As for the songs themselves, here's a little bit about each them.
She's the One
Along with "rock on the Bottom", this one of only two songs written specifically to fill an empty chapter in the album story, and written during the recording period of 2006-2009. I guess that makes it a bit ironic that it is the first song on the album. To tell the truth,it was great to get it finished at all, as I wasn't even sure I knew how to write a song any more at that point! Little did I know that it would turn into the cool "prog rock show piece" that it is. The ambitious chord progression during the solo breaks seemed to have a mind of its own ... it's a wonder I pulled it back in (go chromatic when you can't think of anything else LOL) .... and Rod and Andy both did great jobs working with my little musical adventure.

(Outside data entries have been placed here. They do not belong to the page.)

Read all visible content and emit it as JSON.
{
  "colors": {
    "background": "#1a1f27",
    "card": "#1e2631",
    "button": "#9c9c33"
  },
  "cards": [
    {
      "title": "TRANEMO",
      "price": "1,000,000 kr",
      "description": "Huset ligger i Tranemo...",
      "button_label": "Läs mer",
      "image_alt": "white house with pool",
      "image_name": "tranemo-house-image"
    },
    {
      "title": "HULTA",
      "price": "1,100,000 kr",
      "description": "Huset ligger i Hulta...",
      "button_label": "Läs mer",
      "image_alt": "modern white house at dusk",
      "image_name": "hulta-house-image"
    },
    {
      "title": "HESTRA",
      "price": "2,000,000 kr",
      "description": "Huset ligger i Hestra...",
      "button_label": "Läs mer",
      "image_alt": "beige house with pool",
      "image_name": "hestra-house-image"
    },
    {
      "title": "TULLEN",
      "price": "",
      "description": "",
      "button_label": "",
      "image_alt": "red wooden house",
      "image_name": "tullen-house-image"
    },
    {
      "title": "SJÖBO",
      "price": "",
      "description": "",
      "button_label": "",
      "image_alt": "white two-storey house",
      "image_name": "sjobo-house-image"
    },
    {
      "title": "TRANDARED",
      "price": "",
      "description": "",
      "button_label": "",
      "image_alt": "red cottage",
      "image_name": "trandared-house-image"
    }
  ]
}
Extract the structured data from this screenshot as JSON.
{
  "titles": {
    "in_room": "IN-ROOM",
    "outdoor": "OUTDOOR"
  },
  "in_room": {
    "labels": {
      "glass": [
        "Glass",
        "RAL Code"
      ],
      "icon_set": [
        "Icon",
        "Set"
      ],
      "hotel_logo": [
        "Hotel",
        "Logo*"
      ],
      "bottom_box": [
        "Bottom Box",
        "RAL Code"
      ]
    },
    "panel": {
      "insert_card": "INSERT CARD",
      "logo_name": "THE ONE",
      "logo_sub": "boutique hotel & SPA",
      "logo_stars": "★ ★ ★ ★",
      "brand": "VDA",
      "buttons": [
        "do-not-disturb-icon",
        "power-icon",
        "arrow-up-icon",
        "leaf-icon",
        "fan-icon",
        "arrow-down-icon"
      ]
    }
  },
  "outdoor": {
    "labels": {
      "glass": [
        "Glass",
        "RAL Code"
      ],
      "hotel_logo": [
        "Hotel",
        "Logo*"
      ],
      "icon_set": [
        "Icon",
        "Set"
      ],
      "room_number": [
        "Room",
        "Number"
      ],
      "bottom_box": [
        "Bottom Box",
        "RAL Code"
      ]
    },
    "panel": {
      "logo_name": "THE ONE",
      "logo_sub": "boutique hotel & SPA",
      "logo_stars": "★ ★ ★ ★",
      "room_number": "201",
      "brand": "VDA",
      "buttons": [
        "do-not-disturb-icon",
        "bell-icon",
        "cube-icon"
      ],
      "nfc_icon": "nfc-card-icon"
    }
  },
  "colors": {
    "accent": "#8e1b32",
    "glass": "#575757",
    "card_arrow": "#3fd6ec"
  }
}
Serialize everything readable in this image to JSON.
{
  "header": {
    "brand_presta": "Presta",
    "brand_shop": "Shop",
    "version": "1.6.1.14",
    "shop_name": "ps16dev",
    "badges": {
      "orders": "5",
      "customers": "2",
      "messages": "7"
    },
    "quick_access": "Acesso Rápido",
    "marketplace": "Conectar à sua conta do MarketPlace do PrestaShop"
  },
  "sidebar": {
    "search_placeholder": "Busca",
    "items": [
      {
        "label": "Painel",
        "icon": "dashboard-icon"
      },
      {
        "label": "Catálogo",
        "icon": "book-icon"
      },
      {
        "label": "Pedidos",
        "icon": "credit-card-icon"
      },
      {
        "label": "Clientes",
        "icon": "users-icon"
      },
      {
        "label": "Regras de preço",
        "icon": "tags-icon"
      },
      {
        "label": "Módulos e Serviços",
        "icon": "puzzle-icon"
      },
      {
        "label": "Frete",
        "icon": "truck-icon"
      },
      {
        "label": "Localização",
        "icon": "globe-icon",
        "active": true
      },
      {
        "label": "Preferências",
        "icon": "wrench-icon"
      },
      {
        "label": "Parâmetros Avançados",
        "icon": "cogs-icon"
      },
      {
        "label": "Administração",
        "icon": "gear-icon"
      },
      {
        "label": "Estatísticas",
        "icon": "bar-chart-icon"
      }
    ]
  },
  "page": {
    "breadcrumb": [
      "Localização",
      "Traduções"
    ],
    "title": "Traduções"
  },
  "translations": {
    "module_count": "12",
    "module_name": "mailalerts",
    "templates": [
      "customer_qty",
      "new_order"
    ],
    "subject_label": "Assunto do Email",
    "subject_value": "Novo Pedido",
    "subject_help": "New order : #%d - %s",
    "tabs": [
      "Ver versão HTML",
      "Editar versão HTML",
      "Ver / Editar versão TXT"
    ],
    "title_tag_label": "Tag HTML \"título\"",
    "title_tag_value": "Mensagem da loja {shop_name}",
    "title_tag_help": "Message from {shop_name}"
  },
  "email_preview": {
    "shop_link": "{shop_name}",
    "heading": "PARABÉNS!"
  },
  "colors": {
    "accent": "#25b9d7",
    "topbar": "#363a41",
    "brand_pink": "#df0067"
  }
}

Anway, I needed to start the story somehow, and this was the answer. It needed to be about that first marriage, the immature infatuation aspect of it, and how I was so consumed that I couldn't see what was what or the obvious signs that "all was not well." As with all my songs, music comes first, and then I sort of sound out a melody and fit words to that. Despite that, knowing the subject of this one helped a lot and I had started singing the chorus in my head for months before I actually began working on the tune. It's a plus that it starts out with the attention-getting a-capella thing and is a high energy song that's ideal for an opening song for an album.
I Can't See the Reason
This started out as two songs. The chorus music was, again, something I had played for years since high school. The verse and synth/clav riffs I came up with while sitting around a studio in the early 80s (82/83 ?) goofing off on the keyboard during down time while my band at the time, Phoenix, was in cutting demos of covers for our promo packet. By the early nineties, I had combined the two into one song, and another band I was in, Ruckus, made some half-attempts at learning it to play out, but never to fruition.
The bridge/solo sections of this song were written as I was recording it. Similar to "She's the One", I have a way of working into all kinds of strange chord entanglements and then somehow finding a way back, and this is another perfect example. The organ solo was great fun, and Rod just nailed the guitar solo based on my request for "something like Terry Kath would play". The CODA at the end was also new, but was a deliberate attempt to get an early seventies vibe.
Pieces of My Heart
This is a special song. As the second song I initially recorded for this project, it had some significant flaws, so I re-sang it from scratch and did extensive re-mixing before going to mastering. "Pieces" is the most emotional and truly auto-biographical song on the album. It was written only months after my break-up and when I had left my home of Georgia to go out west and start a "new life."
This song is also the only one that was (really) performed live in any of my past bands. Go For Broke and later, Ruckus, played it out live over many years from around "89 - "96 and to great response most of the time. In fact we even recorded it a couple different times, and I have old versions of it, albeit with others singing it ... one male vocal and one female vocal version as a matter of fact.
Jammin' to Pieces
Well, this literally was recorded as a "one take jam" against some piano and drum-machine backing music, as I was trying to demonstrate my Korg CX3 sounds to some friends at at a recording forum. I later cleaned it up a bit and got Andy to put real drums on it. After recording Pieces of My Heart, this seemed to be a neat "counter" to that rather sad and emotional song, and being in the same key, it fit in nice as an almost CODA, coming in more or less on beat at the end of Pieces.